Recently I decided that I was going to watch my church’s Wednesday night service (thank God for technology!) to unwind and relax instead of zoning out and watching Netflix. I started the stream a little late, they were already on the last song when I finally hopped on, but that was just what I needed to hear. They finished worship, prayed, took offering, and the speaker came up to begin his sermon. I heard about 15 minutes of the message when the stream stopped working. The video was buffering and buffering and buffering with no end in sight. But instead of getting frustrated I continued to praise. I sang the last worship song again and again and again, getting it into my mind and spirit. I’m sure I looked like a fool, but I didn’t care, I was praising God.
As I sang, as I worshipped, I began to feel God speaking some things to me. I began to pray for some things and believe for some things and declare some things over my life and the lives of others. At one point the dog even came in the room to check on me, I’m sure she thought I was crazy. But still, I praised and I prayed at the top of my lungs to God.
I haven’t had a moment like that in a while. Lately my times with God have been agenda or schedule driven, rarely free-flow. It’s been a while since I truly allowed God to take my heart and mind wherever he desired.
It seems like our generation always has something playing in the background, whether it’s music or a movie or a video game or a conversation. There’s always something creating noise near us. Rarely are we ever silent. Silence is hard. Silence is uncomfortable. Silence is exposing.
I do this constantly. I always have something playing in the background, taking up space. But we don’t realize how these things impact us. Our brains and our hearts are influenced by the things around us and there’s nothing more powerful in your own brain than your own voice. When you are praising God and singing truth or reciting his word or sharing his love, you’re reaffirming in your brain who God is to you. When you’re singing or speaking about or sharing things that aren’t true or even things that aren’t the best, it’s impacting your heart and mind.
Who are you listening to the most?
What are you saying the most?
Who do you sound the most like?
When I asked myself those questions, I didn’t like my answers. In fact, as I’m writing this, I would much rather just sit back and binge watch some television instead of taking the time to write. There are times when I would rather fill my mind with the voices of others than to worship God and share his truth. But I’m not satisfied with what’s produced in me when I spend my time filling my heart with things that are less than God’s best. I’m determined to carve out time to hear him so that I can be more like him. I’m committed to changing the voices that I listen to the most so that I can begin to sound more like him and less like me.

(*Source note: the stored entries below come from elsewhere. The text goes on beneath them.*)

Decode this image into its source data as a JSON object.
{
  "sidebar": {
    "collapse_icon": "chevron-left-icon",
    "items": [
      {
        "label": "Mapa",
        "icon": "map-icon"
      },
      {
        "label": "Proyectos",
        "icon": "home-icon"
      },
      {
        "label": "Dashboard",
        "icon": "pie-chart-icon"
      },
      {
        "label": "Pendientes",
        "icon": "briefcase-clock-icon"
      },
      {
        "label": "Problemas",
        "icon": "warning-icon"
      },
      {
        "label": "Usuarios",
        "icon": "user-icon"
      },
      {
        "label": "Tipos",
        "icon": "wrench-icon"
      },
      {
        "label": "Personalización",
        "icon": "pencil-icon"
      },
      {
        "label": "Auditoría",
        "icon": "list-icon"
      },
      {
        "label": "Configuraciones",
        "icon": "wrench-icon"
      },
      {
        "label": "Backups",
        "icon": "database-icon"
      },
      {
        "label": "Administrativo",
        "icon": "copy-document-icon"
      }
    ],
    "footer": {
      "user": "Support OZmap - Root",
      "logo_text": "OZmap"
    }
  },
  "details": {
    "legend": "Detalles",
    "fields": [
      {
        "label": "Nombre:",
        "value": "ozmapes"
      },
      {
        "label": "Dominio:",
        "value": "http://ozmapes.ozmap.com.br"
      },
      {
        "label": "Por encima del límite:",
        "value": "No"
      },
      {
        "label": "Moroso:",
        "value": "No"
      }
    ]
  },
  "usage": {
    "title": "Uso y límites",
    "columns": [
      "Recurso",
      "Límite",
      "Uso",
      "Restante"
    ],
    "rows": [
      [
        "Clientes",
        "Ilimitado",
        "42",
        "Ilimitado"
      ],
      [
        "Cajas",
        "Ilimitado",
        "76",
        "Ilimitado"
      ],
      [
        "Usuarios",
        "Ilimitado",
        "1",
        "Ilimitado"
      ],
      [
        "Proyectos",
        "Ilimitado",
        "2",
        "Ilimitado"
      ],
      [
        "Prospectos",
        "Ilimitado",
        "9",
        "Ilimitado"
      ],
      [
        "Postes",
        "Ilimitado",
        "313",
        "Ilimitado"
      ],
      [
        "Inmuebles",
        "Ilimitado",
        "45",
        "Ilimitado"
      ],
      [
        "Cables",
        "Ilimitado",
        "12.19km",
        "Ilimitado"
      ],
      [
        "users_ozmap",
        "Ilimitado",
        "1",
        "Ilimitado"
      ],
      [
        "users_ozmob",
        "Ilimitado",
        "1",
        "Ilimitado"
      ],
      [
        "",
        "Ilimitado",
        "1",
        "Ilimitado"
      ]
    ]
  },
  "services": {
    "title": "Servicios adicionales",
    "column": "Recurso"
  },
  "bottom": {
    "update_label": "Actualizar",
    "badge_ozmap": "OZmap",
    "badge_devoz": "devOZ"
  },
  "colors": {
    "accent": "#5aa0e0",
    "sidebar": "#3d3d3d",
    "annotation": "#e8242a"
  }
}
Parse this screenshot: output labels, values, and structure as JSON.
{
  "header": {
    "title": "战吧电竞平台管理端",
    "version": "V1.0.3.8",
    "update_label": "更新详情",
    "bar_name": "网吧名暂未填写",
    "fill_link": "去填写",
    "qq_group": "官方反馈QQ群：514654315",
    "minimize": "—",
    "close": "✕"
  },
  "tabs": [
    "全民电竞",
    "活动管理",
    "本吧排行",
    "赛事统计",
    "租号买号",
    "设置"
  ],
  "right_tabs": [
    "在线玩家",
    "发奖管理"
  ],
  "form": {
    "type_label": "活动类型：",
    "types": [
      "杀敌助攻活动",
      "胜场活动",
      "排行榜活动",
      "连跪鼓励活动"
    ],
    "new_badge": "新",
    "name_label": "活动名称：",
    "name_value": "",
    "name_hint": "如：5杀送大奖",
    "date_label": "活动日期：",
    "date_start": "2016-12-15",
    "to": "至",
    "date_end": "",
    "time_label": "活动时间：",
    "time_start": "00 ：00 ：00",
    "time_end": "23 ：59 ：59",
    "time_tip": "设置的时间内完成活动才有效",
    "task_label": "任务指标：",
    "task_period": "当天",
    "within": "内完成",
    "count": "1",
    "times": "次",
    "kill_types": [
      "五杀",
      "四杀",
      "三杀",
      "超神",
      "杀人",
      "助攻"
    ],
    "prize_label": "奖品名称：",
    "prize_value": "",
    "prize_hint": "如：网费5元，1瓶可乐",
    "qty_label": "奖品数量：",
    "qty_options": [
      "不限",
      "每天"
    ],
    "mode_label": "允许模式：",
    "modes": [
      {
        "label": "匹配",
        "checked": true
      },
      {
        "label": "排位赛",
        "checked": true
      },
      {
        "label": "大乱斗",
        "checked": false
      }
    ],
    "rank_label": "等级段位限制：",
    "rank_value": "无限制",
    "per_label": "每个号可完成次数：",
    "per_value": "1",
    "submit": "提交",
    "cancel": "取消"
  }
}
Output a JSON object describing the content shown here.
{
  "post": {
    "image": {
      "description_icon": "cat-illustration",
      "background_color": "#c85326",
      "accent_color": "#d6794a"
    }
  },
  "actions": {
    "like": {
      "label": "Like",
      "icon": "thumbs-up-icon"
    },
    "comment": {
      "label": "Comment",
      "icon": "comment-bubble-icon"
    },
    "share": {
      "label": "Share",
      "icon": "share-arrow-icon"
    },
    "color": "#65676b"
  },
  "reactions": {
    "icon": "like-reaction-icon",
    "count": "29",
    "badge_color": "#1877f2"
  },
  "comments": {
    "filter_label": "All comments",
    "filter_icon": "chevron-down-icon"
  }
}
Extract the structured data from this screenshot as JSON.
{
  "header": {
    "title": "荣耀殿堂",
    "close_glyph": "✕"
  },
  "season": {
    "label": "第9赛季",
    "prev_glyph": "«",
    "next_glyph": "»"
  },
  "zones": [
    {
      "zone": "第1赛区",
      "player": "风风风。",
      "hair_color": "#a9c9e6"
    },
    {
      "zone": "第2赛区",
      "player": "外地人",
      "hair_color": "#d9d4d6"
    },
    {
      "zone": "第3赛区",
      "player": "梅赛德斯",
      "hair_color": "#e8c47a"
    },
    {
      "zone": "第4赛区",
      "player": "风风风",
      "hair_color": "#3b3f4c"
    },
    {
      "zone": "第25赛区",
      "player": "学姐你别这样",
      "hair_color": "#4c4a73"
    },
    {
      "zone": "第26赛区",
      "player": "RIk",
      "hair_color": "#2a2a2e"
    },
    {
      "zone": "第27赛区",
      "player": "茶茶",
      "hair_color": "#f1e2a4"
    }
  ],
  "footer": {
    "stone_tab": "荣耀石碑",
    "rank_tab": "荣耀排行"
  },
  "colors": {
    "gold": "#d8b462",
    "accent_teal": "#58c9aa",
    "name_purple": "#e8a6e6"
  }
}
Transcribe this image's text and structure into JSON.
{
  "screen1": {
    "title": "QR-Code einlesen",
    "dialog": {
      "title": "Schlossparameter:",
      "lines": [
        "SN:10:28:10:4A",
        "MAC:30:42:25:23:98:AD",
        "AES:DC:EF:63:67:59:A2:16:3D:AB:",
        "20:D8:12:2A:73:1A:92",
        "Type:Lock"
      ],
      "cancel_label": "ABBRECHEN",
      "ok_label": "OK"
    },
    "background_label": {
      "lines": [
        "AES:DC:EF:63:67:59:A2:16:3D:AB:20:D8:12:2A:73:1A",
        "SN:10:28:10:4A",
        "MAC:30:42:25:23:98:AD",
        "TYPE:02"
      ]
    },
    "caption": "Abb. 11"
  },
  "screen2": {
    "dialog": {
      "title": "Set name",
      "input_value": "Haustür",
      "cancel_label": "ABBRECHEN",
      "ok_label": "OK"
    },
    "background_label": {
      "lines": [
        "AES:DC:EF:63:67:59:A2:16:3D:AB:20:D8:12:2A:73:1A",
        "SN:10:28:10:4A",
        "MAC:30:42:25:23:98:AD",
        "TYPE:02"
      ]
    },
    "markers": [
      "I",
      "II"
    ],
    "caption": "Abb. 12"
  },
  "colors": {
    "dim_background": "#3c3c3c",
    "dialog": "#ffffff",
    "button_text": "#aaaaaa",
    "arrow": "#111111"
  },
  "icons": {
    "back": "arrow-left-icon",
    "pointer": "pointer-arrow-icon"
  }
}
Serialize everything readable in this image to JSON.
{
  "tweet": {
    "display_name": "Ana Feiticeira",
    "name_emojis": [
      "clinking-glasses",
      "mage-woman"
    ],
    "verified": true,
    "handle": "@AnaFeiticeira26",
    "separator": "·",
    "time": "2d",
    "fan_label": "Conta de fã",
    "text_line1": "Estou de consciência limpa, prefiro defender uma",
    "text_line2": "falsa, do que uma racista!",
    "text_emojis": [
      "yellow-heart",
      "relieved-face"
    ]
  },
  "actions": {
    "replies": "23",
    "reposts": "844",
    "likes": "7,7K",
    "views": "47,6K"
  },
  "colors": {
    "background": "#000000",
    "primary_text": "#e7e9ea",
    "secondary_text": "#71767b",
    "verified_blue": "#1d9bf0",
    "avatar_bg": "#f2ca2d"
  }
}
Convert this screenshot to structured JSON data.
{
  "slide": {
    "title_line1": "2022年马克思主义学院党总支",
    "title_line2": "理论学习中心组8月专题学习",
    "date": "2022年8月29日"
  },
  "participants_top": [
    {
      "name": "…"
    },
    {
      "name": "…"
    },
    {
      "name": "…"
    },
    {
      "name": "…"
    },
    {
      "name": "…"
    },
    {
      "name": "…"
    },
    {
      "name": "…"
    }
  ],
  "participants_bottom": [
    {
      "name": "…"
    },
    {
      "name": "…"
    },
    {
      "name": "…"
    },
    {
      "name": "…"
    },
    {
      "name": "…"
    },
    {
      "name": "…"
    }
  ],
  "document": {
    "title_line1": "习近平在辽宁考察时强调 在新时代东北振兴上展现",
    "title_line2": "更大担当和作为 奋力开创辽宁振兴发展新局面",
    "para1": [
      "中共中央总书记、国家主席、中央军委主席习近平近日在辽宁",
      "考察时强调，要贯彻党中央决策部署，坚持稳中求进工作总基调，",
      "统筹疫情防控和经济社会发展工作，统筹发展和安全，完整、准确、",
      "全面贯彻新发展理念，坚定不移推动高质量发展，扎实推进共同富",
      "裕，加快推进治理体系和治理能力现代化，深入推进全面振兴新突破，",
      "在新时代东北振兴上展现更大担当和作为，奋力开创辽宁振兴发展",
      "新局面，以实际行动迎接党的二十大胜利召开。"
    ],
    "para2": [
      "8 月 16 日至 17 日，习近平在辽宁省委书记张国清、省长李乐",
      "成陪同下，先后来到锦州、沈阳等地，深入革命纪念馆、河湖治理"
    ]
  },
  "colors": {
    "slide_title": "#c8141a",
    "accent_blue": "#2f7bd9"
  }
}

I’m not saying that television is bad and we need to get rid of technology, but I am advocating a perspective shift. I’m wondering what our world would look like if we focused more on worship than worry or spent our energy exalting him instead of entertaining ourselves. I’m curious about how our relationships would change if we tuned into God’s word instead of our own internal monologue. I think we could change the world if we began to sound more like God and less like everybody else. I’m willing to give it a try, what about you?